On Wed, 25 Jun 2003, Callahan, Richard M, SOLGV wrote:
Good Afternoon and forgive the new guy if I break any rules or conventions.
The old rule used to be: Thou shalt not be excessively annoying. Billions of solicited and confirmed mail messages are sent everyday with few problems. 1. Follow the old conventions. No HTML, wordwrap at 72 characters, Mixed Capitalization, clear explanation why this address (some personalization) received the message. Don't write a novel, don't fill it with lots of URLs. You should have a random nonce authenticator for the confirmation. 2. Run it through SpamAssassion. If SpamAssassion thinks its Spam, it'll will end up in the junk folder (or trash folder). 3. Make sure everything is reasonable and makes sense to an outsider such as From addresses (envelope and header), received from headers, in-addr.arpa, etc.
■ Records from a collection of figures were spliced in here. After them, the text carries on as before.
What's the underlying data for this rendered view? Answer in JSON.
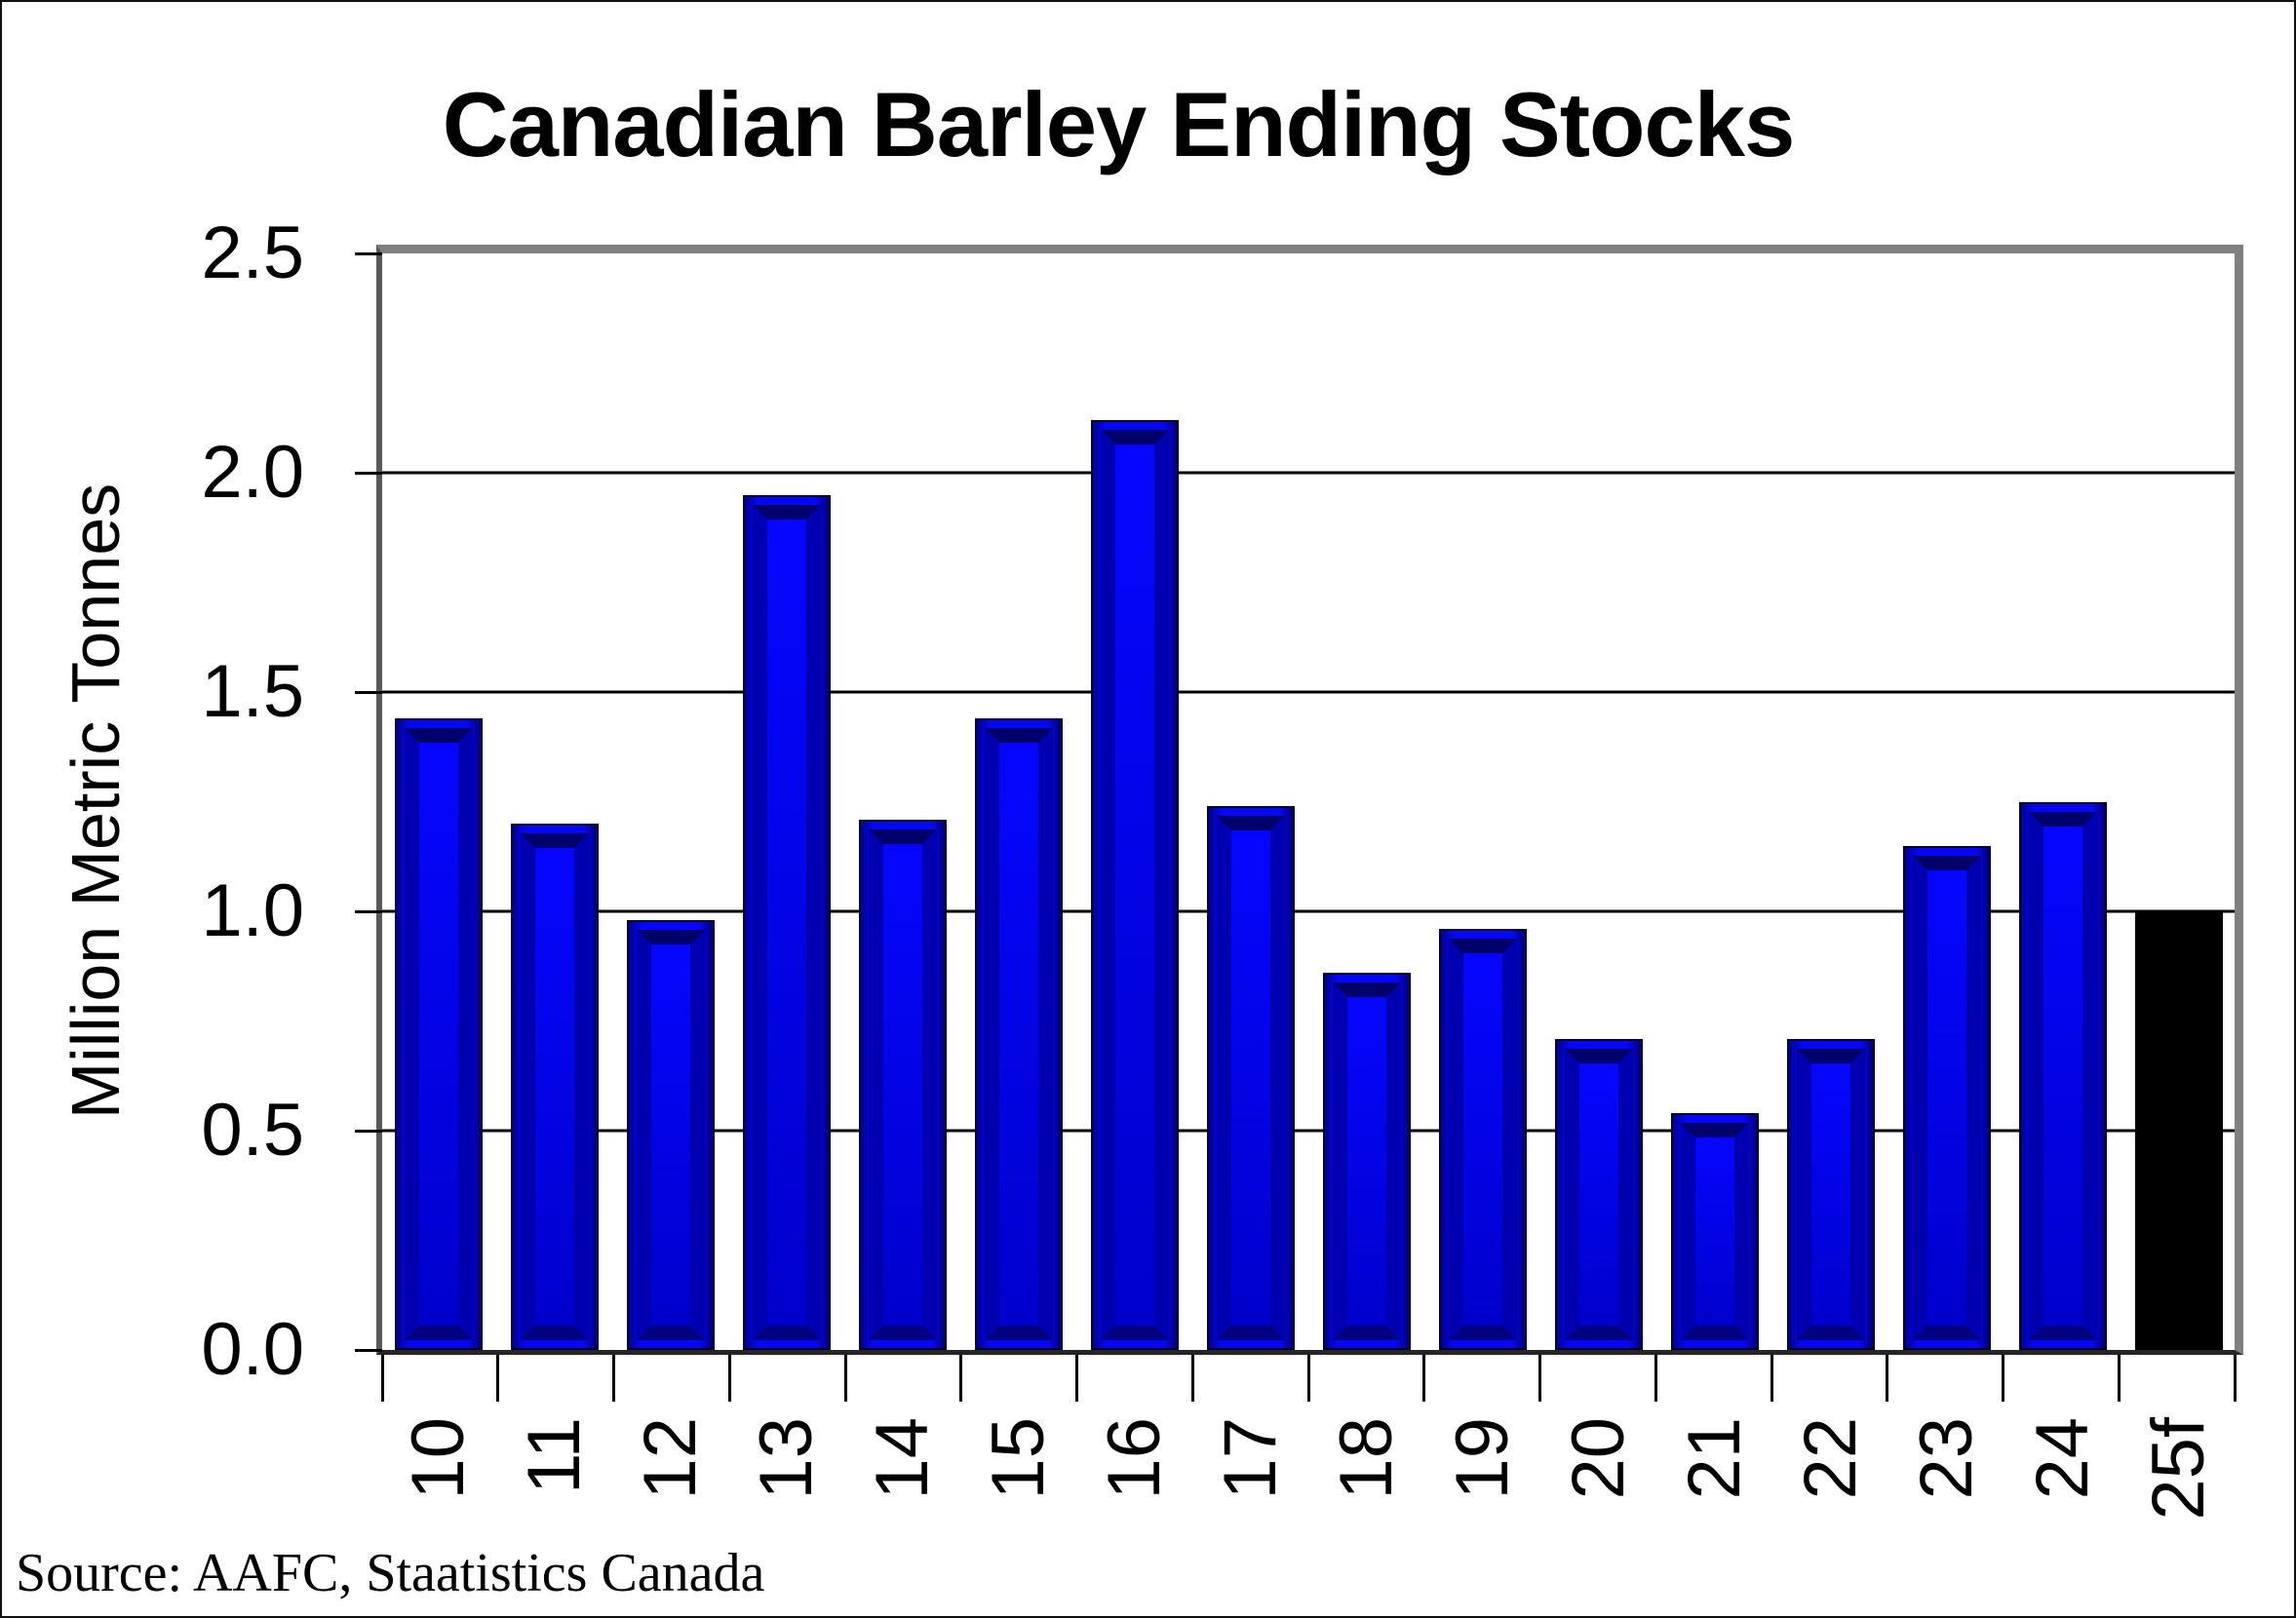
{
  "chart_data": {
    "type": "bar",
    "title": "Canadian Barley Ending Stocks",
    "ylabel": "Million Metric Tonnes",
    "xlabel": "",
    "categories": [
      "10",
      "11",
      "12",
      "13",
      "14",
      "15",
      "16",
      "17",
      "18",
      "19",
      "20",
      "21",
      "22",
      "23",
      "24",
      "25f"
    ],
    "values": [
      1.44,
      1.2,
      0.98,
      1.95,
      1.21,
      1.44,
      2.12,
      1.24,
      0.86,
      0.96,
      0.71,
      0.54,
      0.71,
      1.15,
      1.25,
      1.0
    ],
    "forecast_category": "25f",
    "ylim": [
      0,
      2.5
    ],
    "ytick_labels": [
      "2.5",
      "2.0",
      "1.5",
      "1.0",
      "0.5",
      "0.0"
    ],
    "gridline_values": [
      2.0,
      1.5,
      1.0,
      0.5
    ],
    "grid": true,
    "legend": "none",
    "bar_color": "#0707f7",
    "bar_bevel_dark": "#00006a",
    "forecast_bar_color": "#000000",
    "plot_border_color": "#808080",
    "gridline_color": "#000000"
  },
  "source_note": "Source: AAFC, Staatistics Canada"
}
Cleanup your ARIN and Domain registry records to accurately identify you. 4. Handle bounces. If you are sending out millions of messages, expect some percentage to bounce. Not handling bounces fills up ISP spools, annoying ISPs. 5. Remember bounces, failed attempts and non-responses. Set a reasonable limit and then require intervention before sending more mail to the same address (user, and domain to prevent dictionary attacks). One confirmation message to an address is good manners, thousands of confirmation messages is annoying. 6. Working abuse and postmaster adddresses. Someone will complain. If a person asks you to stop sending mail to their address/domain/etc, stop. You should maintain your own internal list of "do-not-mail" addresses you never send e-mail too. 7. Make sure your systems don't have any open relays, open proxies, mailfrom.cgi problems. 8. Consider using "human detection" on the web form to prevent robots from generating lots of confirmations. For example, a picture containing a few random numbers the human must read and type in. Unfortunately, this probably violates the Federal ADA rules for web sites. Expect some joker to try to seed some spamtrap addresses through your web page. It will result in some of the more extreme spam blacklisters listing you as a spammer. There is probably nothing you can do or say to change the minds of the most extreme folks. But most of the others are reasonable if you can show basic due dilgence.